One sketch that has picked up particular attention online is the Kardashian/Big Fat Gypsy crossover. It’s a cheap shot, killing two sluggish, overweight birds with one enormous stone, and it isn’t even funny. The actors appear as if they were a group of friends who had decided to go to a bop dressed as the Kardashians, with tight black dresses stuffed with clothes and minimal effort put into hair and makeup.
It looks like, and it surely is, some mates having a bit of fun lampooning the rich and famous. Which is fair enough, but do it in the pub, not on my TV.
I didn’t laugh once. But there is something that annoyed me even more. Keith Lemon is a character who has many fans, even though he is an offensive and loathsome personality. But he doesn’t appear in most of the sketches – Leigh Francis does. The name is there to catch the eye and draw in a crowd, but Francis is singularly unable to justify it. Yes, he hosted the Great British Piss Up segment (which was a good idea, poorly executed), and a cartoon of him dropped onto a stage in the transitions, but otherwise, it has nothing to do with him.

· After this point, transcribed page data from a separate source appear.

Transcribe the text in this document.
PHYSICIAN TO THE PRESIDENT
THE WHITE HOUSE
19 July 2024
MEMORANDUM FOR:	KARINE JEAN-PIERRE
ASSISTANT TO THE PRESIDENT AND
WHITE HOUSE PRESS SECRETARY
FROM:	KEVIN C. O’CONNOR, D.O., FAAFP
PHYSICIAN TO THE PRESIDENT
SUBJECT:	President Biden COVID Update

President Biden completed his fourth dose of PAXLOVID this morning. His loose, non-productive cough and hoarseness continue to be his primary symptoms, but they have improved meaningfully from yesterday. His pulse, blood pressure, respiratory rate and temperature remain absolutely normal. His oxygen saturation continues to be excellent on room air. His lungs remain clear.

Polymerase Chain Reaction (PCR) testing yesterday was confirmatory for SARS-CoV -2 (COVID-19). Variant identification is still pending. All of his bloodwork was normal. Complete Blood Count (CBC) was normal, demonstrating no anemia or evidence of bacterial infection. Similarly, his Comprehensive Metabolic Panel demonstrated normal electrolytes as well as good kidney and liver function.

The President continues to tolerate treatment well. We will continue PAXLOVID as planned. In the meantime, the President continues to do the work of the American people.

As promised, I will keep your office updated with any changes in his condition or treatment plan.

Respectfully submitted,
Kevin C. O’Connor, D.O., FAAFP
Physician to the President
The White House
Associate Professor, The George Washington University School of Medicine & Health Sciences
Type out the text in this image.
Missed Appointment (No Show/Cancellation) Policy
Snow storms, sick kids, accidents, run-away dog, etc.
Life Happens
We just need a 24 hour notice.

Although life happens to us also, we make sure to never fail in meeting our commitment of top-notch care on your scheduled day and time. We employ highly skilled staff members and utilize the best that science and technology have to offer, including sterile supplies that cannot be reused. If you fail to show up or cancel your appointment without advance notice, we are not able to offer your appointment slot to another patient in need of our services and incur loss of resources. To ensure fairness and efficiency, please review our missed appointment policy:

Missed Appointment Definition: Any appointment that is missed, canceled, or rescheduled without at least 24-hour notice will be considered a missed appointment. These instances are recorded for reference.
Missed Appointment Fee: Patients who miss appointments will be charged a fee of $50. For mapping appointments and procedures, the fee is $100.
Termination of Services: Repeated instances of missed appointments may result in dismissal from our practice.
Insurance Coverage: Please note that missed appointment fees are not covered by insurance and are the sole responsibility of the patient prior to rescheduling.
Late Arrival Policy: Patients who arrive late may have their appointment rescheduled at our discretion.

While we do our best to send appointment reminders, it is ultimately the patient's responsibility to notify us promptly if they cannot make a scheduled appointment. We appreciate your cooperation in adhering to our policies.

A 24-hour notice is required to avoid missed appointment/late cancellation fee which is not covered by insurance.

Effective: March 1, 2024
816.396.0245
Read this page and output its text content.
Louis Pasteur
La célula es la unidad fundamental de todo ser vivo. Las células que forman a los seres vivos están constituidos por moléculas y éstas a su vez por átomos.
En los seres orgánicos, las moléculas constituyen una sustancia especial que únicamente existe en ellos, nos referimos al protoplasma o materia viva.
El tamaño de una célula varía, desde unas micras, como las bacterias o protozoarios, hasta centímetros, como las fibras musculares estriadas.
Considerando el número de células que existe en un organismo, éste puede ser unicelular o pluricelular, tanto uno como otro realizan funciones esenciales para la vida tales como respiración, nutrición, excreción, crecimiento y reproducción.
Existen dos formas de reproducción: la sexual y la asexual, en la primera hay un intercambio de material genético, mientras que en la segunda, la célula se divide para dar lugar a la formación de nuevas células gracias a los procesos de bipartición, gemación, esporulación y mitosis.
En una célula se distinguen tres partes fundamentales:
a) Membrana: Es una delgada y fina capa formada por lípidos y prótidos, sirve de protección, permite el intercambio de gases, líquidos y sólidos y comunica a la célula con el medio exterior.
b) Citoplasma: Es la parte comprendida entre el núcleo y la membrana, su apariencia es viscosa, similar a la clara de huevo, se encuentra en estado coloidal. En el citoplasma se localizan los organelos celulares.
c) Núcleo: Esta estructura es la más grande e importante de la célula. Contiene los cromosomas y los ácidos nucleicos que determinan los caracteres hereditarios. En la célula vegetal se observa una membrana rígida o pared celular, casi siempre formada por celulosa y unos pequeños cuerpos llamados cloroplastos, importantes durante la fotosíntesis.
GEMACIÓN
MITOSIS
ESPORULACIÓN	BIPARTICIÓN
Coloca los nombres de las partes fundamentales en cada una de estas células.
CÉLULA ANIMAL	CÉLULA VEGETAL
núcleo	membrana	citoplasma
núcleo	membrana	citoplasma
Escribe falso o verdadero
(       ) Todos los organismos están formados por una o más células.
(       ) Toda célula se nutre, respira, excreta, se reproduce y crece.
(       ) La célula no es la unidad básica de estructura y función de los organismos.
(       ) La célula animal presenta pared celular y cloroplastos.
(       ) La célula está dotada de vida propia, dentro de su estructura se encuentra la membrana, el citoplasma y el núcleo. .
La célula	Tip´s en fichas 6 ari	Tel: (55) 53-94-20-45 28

There might be something to praise, if Francis managed to pull off playing a character, playing other characters. Shakespeare loved that sort of thing. But he can’t, and the name sticks only for publicity purposes.
What we are left with is a series of brainless sketches, all based on what everyone has been saying for the past few years. ‘Isn’t embarrassing bodies perverse and weird?’ ‘Mark Wright is a waste of space.’ ‘Kim Kardashian has a big bum.’ Insightful stuff.
As for the celebrity cameos, I was unsurprised at their calibre. I saw Fearne Cotton and Paddy McGuinness and I heard Bill Oddie.
If we ever want to dissuade aliens from invading Earth, I suggest we beam this drivel into space. They’d leave us well alone, and I wouldn’t blame them.